The EU: The leader of the pack. The European Union has committed itself to reducing greenhouse gas emissions by at least 20 percent by 2020 compared with 1990 levels and is adamant that any new deal must contain binding commitments for all signatories to the proposed agreement, reports The Australian. EU ambassador to Australia Bruno Julien said the EU considered mandatory targets on developed countries and firm commitments from developing ones crucial to delivering the cuts in greenhouse gases needed to avoid dangerous climate change. “We share the same views even if we have had no time to go into in-depth discussion with the Australian Government,” he said. In fact, the EU has dangled the prospect of even steeper emissions cuts across Europe to fight global warming – but only if the rest of the world follows suit. The bloc urged rich nations to rally together to slash greenhouse gas output by 30 per cent by 2020, says Reuters. The EU hopes to persuade the United States and other big economies to move toward binding targets to halt and cut emissions. 

Canada: Canada has become increasingly hostile to the idea of binding targets unless all countries are included. “We don’t need an international agreement that says Canada should accept binding targets,” he said. “We are already imposing binding targets on ourselves. We need an international agreement to make sure the world will accept targets,” Canadian Prime Minister Stephen Harper has said. Canada has ratified Kyoto, but the federal government looks set to simply ignore its commitments, says Grist. This will “surely create a crisis of confidence in the international regime if there are no repercussions.”

USA: The real bully on the block.
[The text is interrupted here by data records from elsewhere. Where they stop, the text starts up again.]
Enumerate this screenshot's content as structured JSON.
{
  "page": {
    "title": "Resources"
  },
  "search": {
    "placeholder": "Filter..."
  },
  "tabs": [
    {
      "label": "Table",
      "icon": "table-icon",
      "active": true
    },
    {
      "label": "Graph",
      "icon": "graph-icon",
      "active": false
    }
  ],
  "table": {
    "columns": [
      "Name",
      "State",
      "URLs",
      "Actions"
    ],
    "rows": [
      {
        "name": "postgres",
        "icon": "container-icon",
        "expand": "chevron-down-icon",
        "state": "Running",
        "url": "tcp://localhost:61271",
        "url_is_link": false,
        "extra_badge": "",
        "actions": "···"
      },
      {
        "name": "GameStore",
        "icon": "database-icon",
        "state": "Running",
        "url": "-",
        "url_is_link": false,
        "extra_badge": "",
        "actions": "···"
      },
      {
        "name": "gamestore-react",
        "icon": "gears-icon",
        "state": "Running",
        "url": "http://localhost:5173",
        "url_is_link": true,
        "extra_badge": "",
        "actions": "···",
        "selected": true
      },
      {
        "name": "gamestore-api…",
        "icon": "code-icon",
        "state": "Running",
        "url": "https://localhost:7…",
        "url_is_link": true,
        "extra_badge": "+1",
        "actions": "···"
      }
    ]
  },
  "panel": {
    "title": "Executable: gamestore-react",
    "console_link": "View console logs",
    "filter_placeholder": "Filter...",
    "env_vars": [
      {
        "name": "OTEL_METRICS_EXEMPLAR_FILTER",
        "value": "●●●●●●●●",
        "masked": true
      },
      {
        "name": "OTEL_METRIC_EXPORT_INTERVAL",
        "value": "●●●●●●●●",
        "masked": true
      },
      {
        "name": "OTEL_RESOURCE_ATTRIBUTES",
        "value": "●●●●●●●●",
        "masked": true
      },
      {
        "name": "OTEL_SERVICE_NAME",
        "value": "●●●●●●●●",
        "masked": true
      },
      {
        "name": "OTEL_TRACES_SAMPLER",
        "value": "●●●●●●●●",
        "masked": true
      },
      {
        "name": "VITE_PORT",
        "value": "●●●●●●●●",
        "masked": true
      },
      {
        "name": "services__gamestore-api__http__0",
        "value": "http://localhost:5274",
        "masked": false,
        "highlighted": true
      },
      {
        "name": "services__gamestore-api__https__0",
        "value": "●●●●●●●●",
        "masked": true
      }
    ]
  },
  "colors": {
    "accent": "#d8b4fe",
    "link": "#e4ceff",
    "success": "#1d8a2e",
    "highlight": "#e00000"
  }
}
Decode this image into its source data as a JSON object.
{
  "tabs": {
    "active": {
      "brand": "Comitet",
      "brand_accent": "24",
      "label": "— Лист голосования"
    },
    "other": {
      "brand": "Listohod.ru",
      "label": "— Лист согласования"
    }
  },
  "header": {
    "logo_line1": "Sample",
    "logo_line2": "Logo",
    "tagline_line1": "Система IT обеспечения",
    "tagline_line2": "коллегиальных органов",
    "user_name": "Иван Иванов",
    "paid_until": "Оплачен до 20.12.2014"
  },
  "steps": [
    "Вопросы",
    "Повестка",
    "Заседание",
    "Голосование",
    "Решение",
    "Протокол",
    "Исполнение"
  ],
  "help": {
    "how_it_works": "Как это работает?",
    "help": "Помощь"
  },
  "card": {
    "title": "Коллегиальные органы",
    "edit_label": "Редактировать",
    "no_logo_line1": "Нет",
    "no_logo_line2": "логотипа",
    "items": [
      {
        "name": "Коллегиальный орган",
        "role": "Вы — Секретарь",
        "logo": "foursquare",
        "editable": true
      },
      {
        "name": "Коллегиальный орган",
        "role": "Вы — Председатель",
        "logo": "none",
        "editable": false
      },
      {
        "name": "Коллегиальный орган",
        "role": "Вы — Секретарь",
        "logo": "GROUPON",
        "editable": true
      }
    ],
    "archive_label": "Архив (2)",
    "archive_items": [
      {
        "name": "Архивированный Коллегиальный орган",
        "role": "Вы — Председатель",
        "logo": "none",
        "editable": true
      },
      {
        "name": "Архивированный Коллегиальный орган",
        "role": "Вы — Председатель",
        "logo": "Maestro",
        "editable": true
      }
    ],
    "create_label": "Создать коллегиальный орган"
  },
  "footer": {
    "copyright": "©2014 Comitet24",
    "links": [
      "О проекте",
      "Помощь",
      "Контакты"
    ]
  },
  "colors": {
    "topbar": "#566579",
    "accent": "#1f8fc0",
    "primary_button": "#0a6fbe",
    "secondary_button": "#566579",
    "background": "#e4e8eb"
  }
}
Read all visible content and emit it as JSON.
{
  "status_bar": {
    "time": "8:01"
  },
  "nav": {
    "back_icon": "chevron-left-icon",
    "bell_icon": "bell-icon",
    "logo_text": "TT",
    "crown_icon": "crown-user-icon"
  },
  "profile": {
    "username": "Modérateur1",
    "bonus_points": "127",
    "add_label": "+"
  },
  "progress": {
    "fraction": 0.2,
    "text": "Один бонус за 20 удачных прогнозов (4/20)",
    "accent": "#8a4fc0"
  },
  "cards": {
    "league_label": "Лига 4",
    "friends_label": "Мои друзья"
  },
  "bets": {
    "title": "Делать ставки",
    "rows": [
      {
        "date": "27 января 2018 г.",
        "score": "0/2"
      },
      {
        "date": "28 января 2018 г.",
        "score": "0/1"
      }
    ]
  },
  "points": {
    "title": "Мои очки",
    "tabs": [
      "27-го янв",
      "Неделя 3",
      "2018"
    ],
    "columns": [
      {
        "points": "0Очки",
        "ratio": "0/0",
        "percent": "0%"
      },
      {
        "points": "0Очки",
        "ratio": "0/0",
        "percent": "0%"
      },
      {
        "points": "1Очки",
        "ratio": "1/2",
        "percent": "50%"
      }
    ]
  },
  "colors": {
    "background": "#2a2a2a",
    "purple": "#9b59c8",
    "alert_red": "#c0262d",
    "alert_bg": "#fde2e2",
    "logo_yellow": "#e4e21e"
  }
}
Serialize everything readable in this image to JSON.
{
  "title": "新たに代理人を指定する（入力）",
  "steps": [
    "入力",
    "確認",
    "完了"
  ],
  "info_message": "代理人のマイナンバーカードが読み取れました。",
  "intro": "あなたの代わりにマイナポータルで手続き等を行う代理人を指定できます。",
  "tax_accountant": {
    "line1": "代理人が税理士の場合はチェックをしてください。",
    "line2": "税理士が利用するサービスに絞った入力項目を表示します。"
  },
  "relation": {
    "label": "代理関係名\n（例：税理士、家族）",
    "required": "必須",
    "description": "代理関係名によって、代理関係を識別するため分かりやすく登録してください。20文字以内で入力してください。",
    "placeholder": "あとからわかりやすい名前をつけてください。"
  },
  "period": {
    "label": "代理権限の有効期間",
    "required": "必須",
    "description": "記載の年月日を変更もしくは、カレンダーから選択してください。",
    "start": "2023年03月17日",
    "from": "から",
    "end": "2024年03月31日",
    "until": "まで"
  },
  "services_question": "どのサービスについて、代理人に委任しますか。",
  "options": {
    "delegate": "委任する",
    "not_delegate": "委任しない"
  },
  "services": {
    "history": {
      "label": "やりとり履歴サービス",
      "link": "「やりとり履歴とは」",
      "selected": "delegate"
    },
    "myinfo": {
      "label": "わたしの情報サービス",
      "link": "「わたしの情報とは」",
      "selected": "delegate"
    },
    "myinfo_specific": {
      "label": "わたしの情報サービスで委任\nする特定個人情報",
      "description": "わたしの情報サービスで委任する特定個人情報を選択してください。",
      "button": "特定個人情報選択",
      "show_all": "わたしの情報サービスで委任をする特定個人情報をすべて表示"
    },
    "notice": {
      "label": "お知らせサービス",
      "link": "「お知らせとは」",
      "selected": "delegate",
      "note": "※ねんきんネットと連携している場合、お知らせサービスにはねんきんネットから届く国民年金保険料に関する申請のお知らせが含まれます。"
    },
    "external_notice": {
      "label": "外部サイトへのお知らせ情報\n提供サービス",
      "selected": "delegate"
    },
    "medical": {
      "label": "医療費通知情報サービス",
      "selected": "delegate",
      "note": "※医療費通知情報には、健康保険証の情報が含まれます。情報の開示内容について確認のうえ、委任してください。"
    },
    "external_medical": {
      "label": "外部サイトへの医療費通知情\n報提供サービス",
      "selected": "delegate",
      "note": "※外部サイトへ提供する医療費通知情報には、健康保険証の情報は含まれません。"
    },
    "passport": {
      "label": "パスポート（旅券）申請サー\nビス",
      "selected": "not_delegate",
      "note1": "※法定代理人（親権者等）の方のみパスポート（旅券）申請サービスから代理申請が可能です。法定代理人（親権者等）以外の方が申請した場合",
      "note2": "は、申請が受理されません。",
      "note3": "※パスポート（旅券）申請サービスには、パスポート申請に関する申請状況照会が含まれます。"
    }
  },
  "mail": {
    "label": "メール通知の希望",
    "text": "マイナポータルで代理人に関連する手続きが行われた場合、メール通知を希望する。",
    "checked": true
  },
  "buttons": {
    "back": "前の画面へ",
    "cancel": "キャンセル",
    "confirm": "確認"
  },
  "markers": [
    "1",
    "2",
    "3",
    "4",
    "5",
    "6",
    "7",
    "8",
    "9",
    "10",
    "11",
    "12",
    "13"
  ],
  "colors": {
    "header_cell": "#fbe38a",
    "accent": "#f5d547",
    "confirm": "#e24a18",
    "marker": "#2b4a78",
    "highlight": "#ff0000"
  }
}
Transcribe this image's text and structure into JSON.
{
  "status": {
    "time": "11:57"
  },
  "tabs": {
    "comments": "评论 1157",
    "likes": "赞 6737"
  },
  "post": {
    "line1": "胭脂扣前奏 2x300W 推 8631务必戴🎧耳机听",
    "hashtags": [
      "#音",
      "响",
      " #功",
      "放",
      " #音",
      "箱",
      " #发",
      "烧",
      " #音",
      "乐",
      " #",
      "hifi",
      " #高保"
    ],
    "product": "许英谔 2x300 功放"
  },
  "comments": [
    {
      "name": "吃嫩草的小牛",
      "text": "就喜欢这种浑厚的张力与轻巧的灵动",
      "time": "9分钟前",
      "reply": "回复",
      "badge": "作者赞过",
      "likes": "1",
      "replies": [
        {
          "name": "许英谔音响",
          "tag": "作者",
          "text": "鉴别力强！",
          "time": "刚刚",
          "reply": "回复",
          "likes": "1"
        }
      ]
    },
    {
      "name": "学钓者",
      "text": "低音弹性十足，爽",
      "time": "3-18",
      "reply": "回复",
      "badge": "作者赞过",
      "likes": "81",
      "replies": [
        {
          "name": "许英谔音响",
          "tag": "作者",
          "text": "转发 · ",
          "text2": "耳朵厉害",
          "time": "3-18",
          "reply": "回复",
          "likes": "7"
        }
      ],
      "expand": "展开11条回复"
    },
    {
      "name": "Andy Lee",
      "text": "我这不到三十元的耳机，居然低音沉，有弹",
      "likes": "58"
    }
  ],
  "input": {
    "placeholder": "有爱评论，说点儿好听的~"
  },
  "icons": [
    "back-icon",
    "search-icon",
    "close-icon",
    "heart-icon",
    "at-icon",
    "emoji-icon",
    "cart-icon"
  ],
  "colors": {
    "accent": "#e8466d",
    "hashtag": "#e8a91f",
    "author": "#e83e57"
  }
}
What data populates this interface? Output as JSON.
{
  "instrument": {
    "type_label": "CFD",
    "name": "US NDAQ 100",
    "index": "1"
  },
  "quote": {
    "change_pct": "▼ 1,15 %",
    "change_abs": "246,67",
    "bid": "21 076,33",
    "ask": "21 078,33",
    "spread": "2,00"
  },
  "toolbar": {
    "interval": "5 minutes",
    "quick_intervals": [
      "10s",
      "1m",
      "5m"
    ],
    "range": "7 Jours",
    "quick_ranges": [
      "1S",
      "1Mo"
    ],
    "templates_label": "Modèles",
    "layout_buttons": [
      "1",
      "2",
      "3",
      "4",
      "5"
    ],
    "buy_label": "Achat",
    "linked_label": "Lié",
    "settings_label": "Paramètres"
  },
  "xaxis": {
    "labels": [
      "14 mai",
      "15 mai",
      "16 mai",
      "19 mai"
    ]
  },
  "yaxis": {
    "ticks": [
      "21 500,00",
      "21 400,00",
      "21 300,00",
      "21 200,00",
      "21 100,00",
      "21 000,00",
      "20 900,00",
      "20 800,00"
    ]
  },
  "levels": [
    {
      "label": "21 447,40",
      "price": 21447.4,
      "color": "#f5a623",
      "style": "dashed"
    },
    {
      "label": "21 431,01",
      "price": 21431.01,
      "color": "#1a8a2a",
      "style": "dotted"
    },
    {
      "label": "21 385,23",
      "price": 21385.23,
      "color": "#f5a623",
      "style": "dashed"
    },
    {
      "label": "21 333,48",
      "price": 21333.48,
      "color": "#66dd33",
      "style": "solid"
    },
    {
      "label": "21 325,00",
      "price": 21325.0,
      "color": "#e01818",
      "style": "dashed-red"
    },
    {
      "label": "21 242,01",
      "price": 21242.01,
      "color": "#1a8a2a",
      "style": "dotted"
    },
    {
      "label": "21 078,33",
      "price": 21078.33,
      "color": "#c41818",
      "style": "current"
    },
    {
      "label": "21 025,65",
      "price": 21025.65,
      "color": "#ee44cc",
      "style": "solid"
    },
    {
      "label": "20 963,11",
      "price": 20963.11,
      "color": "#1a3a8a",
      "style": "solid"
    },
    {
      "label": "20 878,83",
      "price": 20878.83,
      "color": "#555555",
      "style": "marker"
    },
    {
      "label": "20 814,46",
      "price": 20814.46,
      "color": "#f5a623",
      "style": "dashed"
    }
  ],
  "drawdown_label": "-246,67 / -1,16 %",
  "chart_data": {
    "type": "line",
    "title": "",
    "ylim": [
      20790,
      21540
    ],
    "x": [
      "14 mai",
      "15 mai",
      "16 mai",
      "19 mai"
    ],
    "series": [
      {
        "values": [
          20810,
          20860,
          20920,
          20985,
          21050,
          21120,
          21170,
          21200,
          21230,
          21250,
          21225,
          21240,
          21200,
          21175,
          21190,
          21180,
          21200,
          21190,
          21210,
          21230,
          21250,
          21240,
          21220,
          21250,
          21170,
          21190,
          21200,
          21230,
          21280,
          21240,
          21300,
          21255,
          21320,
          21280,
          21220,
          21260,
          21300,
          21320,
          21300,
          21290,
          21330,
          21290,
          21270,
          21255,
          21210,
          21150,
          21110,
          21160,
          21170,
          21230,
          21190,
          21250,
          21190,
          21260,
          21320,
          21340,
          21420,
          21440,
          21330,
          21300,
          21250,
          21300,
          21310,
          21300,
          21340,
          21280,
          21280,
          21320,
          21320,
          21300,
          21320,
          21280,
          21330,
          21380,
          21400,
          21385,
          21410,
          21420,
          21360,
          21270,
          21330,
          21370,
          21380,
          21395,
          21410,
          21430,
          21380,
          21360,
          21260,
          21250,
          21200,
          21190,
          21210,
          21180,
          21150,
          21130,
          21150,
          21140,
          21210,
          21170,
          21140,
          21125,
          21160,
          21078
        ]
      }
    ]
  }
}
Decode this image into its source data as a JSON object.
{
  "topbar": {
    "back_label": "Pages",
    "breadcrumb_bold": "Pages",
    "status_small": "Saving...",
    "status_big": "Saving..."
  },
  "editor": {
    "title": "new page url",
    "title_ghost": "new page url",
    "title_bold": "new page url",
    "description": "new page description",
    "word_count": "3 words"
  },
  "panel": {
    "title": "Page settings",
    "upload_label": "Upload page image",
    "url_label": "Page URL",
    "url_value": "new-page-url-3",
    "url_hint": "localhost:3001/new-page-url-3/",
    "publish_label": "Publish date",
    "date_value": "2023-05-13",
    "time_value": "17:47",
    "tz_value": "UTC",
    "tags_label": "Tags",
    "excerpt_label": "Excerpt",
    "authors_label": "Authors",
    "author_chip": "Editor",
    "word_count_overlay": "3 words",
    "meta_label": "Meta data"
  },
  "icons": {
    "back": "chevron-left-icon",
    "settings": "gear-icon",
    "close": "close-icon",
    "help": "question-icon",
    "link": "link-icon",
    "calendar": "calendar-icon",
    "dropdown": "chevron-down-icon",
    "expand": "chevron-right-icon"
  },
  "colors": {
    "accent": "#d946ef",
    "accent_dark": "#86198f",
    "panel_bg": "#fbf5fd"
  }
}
With its insistence on only voluntary emissions cuts at a conference specifically aimed at churning out a binding agreement on mandatory cuts, “the U.S., if not a roadblock, seems to have left the road completely,” says Grist. Despite President Bush’s new warm rhetoric on the UN, substantive areas of disagreement remain. The US still opposes binding emission-reduction targets set at the international level, although it has suggested it could adopt national targets. The U.S. strategy could thus be to support a U.N. agreement on long-term global reductions, but with each country establishing a target for itself — an outcome unacceptable to most other parties. Under this model, more cooperation would be found in international technology partnerships like the Asia-Pacific Economic Cooperation forum, the Methane-to-Markets Partnership, or the Carbon Sequestration Leadership Forum, which Grist labels as “essentially toothless forums for information exchange.”

The leaders of the US delegation will be Paula Dobriansky, the under secretary of state for democracy and global affairs, who represented the U.S. at COP12 in Nairobi last year and defended the Bush administration’s calls for voluntary measures and refusal to ratify Kyoto. Also in attendance will be Harlan Watson, long-time negotiator for the U.S., friend of the oil industry, and an expert in delay tactics, according to Grist. The Bush Administration opposition rests on two principles, says The SMH. It won’t sign an agreement that it believes gives China and India a competitive advantage by tying only developed countries to binding cuts in their emissions. Bush also does not want a legally binding national target to cut US emissions at home. In June, Bush agreed with his industrial allies in the Group of Eight on a need for “substantial cuts” in emissions and to push for a new U.N. climate deal in 2009.

New Zealand: According to the Climate Institute’s Bali blog, the Kiwis believe Bali should kick start negotiations on a range of emission reduction commitments for industrialised countries of 25-40% reductions by 2020. This is also the position of the EU and other “progressive countries” and “if Australia supported this it would send a very strong signal to Canada and Japan that they need to lift their game.”